Il n’a pas été possible d’obtenir plus de précisions ni de savoir jusqu’à quel niveau la firme avait abaissé sa participation dans les dernières années.

Plus de 10 % des actions de SNC

Au cours actuel, la participation de Jarislowsky Fraser dans SNC-Lavalin vaut 340 millions de dollars.

Ensemble, la Caisse de dépôt (19,9 %), RBC (16,6 %) et Jarislowsky (10,8 %) contrôlent maintenant plus de 47 % des actions de SNC-Lavalin.

Le titre de SNC valait plus de 60 $ à un certain moment durant l’été 2018. La Caisse de dépôt a acheté pour plusieurs centaines de millions de dollars d’actions de SNC-Lavalin durant la chute rapide du titre en 2018. RBC a de son côté acheté pour un quart de milliard de dollars d’actions de SNC-Lavalin le printemps dernier.

PHOTO MARTIN CHAMBERLAND, ARCHIVES LA PRESSE

L'investisseur Stephen Jarislowsky

Le retour en force de Jarislowsky Fraser au capital-actions de SNC-Lavalin survient après que Stephen Jarislowsky a fait une sortie remarquée contre l’entreprise au printemps.

Dans une lettre ouverte datée du 1er mai, il avait notamment demandé la tenue d’un vote des actionnaires sur la décision de vendre une portion de la participation dans l’autoroute ontarienne 407, une voie rapide à péage.

« C’est l’un des meilleurs placements que je connaisse, car il est garanti par le gouvernement et profite pleinement de la croissance de la circulation à Toronto. Avec cette vente de la 407, les actionnaires sont obligés par leur propre conseil d’administration de parier sur le sauvetage d’un actif désormais sans valeur, une opération qui me semble cruelle et machiavélique. La décision du conseil d’administration concernant la 407 manque de rigueur éthique et va à l’encontre de l’exercice de la responsabilité fiduciaire. La reconstruction de SNC-Lavalin Ingénierie sera une tâche herculéenne. Les actionnaires pourraient se retrouver avec une valeur quasi nulle », soutenait-il.

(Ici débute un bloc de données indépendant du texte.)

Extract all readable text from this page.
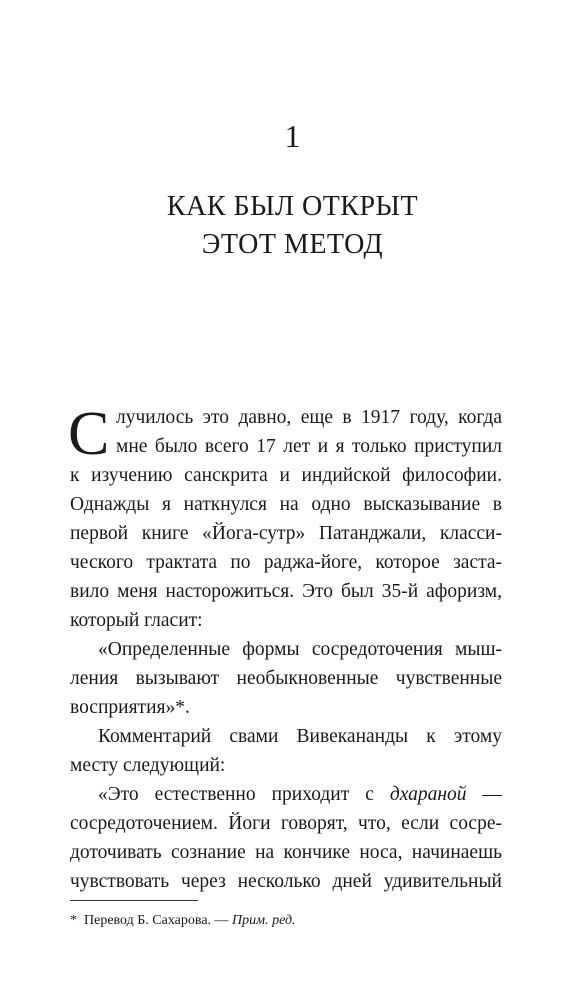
1
КАК БЫЛ ОТКРЫТ
ЭТОТ МЕТОД
С лучилось это давно, еще в 1917 году, когда
мне было всего 17 лет и я только приступил
к изучению санскрита и индийской философии.
Однажды я наткнулся на одно высказывание в
первой книге «Йога-сутр» Патанджали, класси-
ческого трактата по раджа-йоге, которое заста-
вило меня насторожиться. Это был 35-й афоризм,
который гласит:
«Определенные формы сосредоточения мыш-
ления вызывают необыкновенные чувственные
восприятия»*.
Комментарий свами Вивекананды к этому
месту следующий:
«Это естественно приходит с дхараной —
сосредоточением. Йоги говорят, что, если сосре-
доточивать сознание на кончике носа, начинаешь
чувствовать через несколько дней удивительный
* Перевод Б. Сахарова. — Прим. ред.
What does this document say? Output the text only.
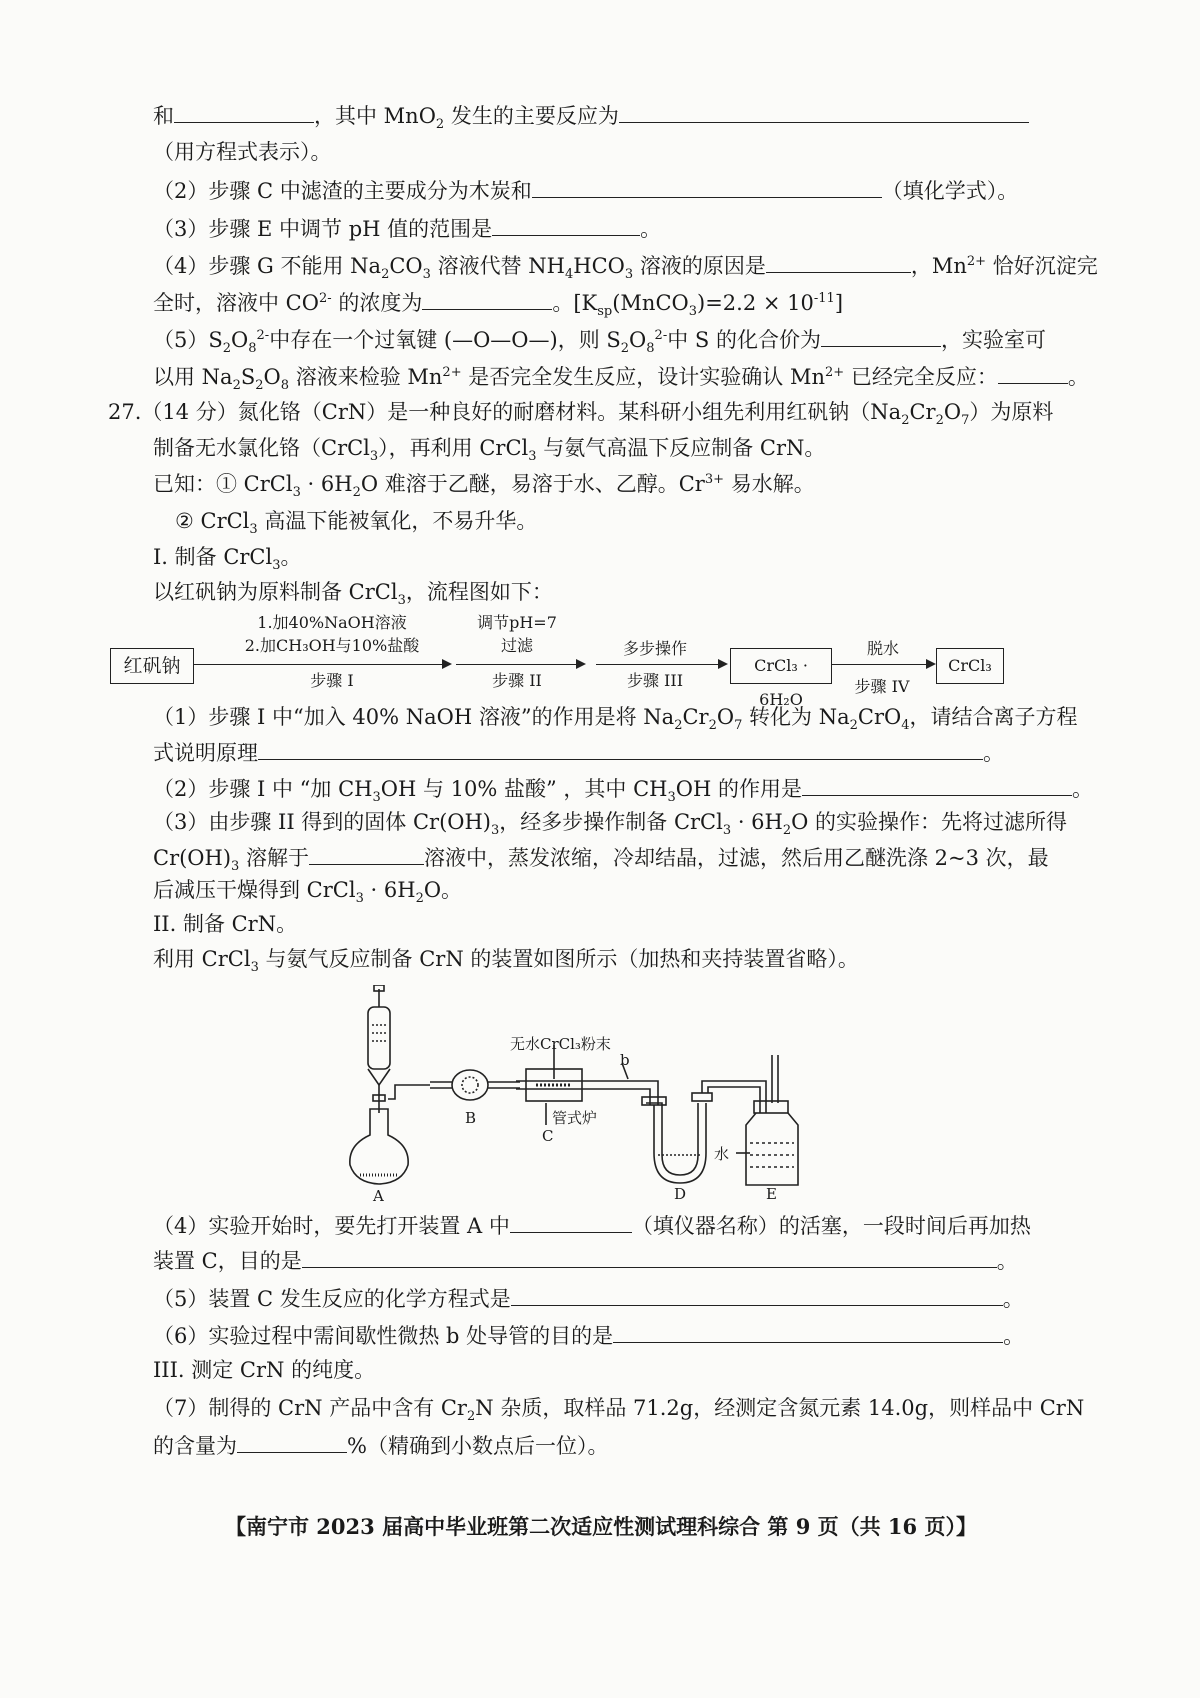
和	，其中 MnO$_2$ 发生的主要反应为
（用方程式表示）。
（2）步骤 C 中滤渣的主要成分为木炭和	（填化学式）。
（3）步骤 E 中调节 pH 值的范围是	。
（4）步骤 G 不能用 $Na_2CO_3$ 溶液代替 $NH_4HCO_3$ 溶液的原因是	，$Mn^{2+}$ 恰好沉淀完
全时，溶液中 $CO^{2-}$ 的浓度为	。$[K_{sp}(MnCO_3)=2.2 \times 10^{-11}]$
$(5)S_2O_8^{2-}$中存在一个过氧键 (—O—O—)，则 $S_2O_8^{2-}$中 S 的化合价为	，实验室可
以用 $Na_2S_2O_8$ 溶液来检验 $Mn^{2+}$ 是否完全发生反应，设计实验确认 $Mn^{2+}$ 已经完全反应：	。
27.（14 分）氮化铬（CrN）是一种良好的耐磨材料。某科研小组先利用红矾钠$(Na_2Cr_2O_7)$为原料
制备无水氯化铬（CrCl$_3$），再利用 CrCl$_3$ 与氨气高温下反应制备 CrN。
已知：① CrCl$_3$ · $6H_2O$ 难溶于乙醚，易溶于水、乙醇。$Cr^{3+}$ 易水解。
② CrCl$_3$ 高温下能被氧化，不易升华。
I. 制备 CrCl$_3$。
以红矾钠为原料制备 CrCl$_3$，流程图如下：
红矾钠
1.加40%NaOH溶液
2.加CH₃OH与10%盐酸
步骤 I
调节pH=7
过滤
步骤 II
多步操作
步骤 III
CrCl₃ · 6H₂O
脱水
步骤 IV
CrCl₃
（1）步骤 I 中“加入 40% NaOH 溶液”的作用是将 $Na_2Cr_2O_7$ 转化为 $Na_2CrO_4$，请结合离子方程
式说明原理	。
（2）步骤 I 中 “加 $CH_3OH$ 与 10% 盐酸” ，其中 $CH_3OH$ 的作用是	。
（3）由步骤 II 得到的固体 $Cr(OH)_3$，经多步操作制备 CrCl$_3$ · $6H_2O$ 的实验操作：先将过滤所得
$Cr(OH)_3$ 溶解于	溶液中，蒸发浓缩，冷却结晶，过滤，然后用乙醚洗涤 2~3 次，最
后减压干燥得到 CrCl$_3$ · $6H_2O$。
II. 制备 CrN。
利用 CrCl$_3$ 与氨气反应制备 CrN 的装置如图所示（加热和夹持装置省略）。
无水CrCl₃粉末
b
管式炉
水
A
B
C
D	E
（4）实验开始时，要先打开装置 A 中	（填仪器名称）的活塞，一段时间后再加热
装置 C，目的是	。
（5）装置 C 发生反应的化学方程式是	。
（6）实验过程中需间歇性微热 b 处导管的目的是	。
III. 测定 CrN 的纯度。
（7）制得的 CrN 产品中含有 $Cr_2N$ 杂质，取样品 71.2g，经测定含氮元素 14.0g，则样品中 CrN
的含量为	%（精确到小数点后一位）。
【南宁市 2023 届高中毕业班第二次适应性测试理科综合 第 9 页（共 16 页）】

Jarislowsky Fraser gère des portefeuilles d’entreprises et de particuliers, mais aussi ceux de caisses de retraite et de fondations. L’actif sous gestion de la firme s’élève à près de 40 milliards.

Des ennuis

SNC-Lavalin a révélé l’automne dernier que le Service des poursuites pénales du Canada ne négocierait pas d’accord de réparation relativement aux accusations de fraude et de corruption déposées il y a quatre ans par la Gendarmerie royale du Canada pour des gestes faits en Libye. Si SNC devait être reconnue coupable, l’entreprise pourrait ne plus avoir le droit de soumissionner à des contrats gouvernementaux au pays pour un certain nombre d’années.

Des ennuis financiers et des dépassements de coûts liés à certains projets ont déjà forcé SNC à réviser ses prévisions à trois reprises jusqu’ici cette année. Le dividende a été charcuté et le départ du grand patron, annoncé. Un PDG par intérim est aujourd’hui aux commandes, et la Caisse de dépôt commence à taper du pied.

Il y a deux mois, le plus important investisseur institutionnel du Québec faisait savoir que la détérioration de la performance de SNC-Lavalin était une source de préoccupation grandissante pour la Caisse. « La situation dans laquelle se trouve la société exige des actions décisives, sans délai, de la part de son conseil d’administration », avait souligné la Caisse dans un communiqué.

Néanmoins, les experts qui suivent les activités quotidiennes de SNC-Lavalin continuent de croire au potentiel de l’entreprise. Neuf des treize analystes affectés à la couverture de SNC recommandent l’achat de l’action. Leur cours cible moyen sur 12 mois est de 31 $.

« Je suis en accord avec la décision des dirigeants de cesser de soumissionner sur des contrats à prix fixe puisque ça va réduire la volatilité des bénéfices et diminuer les risques (c’est-à-dire l’exposition à des contrats au Moyen-Orient). Le plus gros obstacle à franchir à court terme consiste à générer suffisamment de liquidités et de profits et à maintenir un bilan financier sain », souligne l’analyste Jacob Bout, de la CIBC, dans une note de recherche publiée lundi.